Auxquels s’ajoutent 7,2 millions de travaux de « rénovation » avec entre autres cave à vin, salle de gymnastique, et sol transparent pour laisser voir deux sarcophages apparus durant les travaux. Les rémunérations occultes ? Puisque la filiale néerlandaise BV a été créée pour « récompenser » des cadres avec l’argent en principe économisé par le rapprochement des constructeurs automobiles du groupe, pourquoi se priverait-il d’y émarger ? Il aurait signé avec BV un contrat de travail avec prime à la signature de 1,46 million d’euros et un salaire annuel supplémentaire de 5,82 millions d’euros. On est pris de vertige.

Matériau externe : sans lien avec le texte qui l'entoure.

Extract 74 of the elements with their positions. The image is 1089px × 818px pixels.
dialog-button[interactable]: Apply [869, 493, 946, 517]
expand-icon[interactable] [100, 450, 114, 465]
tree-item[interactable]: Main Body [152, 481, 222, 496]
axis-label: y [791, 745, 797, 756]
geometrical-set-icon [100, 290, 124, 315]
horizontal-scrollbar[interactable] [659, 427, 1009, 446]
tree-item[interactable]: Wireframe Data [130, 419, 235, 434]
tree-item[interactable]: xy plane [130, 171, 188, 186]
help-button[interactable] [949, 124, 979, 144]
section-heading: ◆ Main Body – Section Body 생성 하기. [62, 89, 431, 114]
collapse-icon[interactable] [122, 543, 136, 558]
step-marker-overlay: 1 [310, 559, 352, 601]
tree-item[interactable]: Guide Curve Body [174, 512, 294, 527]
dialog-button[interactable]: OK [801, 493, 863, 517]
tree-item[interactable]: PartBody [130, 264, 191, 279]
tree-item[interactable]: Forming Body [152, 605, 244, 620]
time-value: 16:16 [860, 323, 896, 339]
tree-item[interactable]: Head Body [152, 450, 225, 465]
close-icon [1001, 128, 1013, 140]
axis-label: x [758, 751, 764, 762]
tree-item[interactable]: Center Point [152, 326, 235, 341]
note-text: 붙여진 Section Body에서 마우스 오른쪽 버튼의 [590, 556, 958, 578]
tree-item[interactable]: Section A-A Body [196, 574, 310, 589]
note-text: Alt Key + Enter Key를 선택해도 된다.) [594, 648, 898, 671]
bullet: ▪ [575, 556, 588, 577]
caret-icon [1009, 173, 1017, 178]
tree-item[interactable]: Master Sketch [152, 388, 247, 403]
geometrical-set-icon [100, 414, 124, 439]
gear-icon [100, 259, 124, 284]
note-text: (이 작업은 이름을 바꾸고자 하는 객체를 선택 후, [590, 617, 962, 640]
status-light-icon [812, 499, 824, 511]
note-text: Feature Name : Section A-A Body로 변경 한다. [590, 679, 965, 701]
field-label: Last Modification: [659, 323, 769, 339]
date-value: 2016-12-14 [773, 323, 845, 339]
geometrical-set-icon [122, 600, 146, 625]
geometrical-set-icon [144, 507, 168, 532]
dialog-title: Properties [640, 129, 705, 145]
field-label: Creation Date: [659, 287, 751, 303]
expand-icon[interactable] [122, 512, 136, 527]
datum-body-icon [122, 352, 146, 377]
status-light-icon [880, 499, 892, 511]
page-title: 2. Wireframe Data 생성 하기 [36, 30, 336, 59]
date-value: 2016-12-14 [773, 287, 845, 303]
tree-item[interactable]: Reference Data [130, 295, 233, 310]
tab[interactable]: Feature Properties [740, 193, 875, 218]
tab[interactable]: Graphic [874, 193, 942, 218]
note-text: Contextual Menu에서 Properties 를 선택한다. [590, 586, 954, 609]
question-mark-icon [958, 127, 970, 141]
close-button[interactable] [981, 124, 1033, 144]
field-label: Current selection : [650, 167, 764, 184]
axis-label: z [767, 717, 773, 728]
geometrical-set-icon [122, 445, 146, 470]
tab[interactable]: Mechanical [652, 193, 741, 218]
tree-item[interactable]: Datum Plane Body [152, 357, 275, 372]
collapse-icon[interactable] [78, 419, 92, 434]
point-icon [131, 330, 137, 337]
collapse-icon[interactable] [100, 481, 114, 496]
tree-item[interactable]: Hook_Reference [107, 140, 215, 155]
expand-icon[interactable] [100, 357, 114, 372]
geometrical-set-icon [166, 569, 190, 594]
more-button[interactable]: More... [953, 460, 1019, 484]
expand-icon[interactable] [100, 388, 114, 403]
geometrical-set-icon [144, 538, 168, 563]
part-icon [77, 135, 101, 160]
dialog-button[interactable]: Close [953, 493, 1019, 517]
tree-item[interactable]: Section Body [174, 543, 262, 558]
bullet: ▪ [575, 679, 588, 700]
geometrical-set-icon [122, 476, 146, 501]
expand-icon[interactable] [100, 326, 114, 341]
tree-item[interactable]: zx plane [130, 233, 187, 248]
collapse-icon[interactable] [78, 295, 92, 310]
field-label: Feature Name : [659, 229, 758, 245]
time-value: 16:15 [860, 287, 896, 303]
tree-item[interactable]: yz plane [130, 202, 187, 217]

Attention, Carlos Ghosn contre-attaque ! Dans une interview au quotidien économique japonais « Nikkei », la première depuis son incarcération il y a plus de deux mois, il dénonce « un complot et une trahison ». Tout le monde était au courant de mes actions, dit-il, en premier lieu les deux directeurs généraux de Nissan et Renault, Hiroto Saikawa (le principal accusateur, le « traître ») et Thierry Bolloré (qui est resté beaucoup plus discret, lui).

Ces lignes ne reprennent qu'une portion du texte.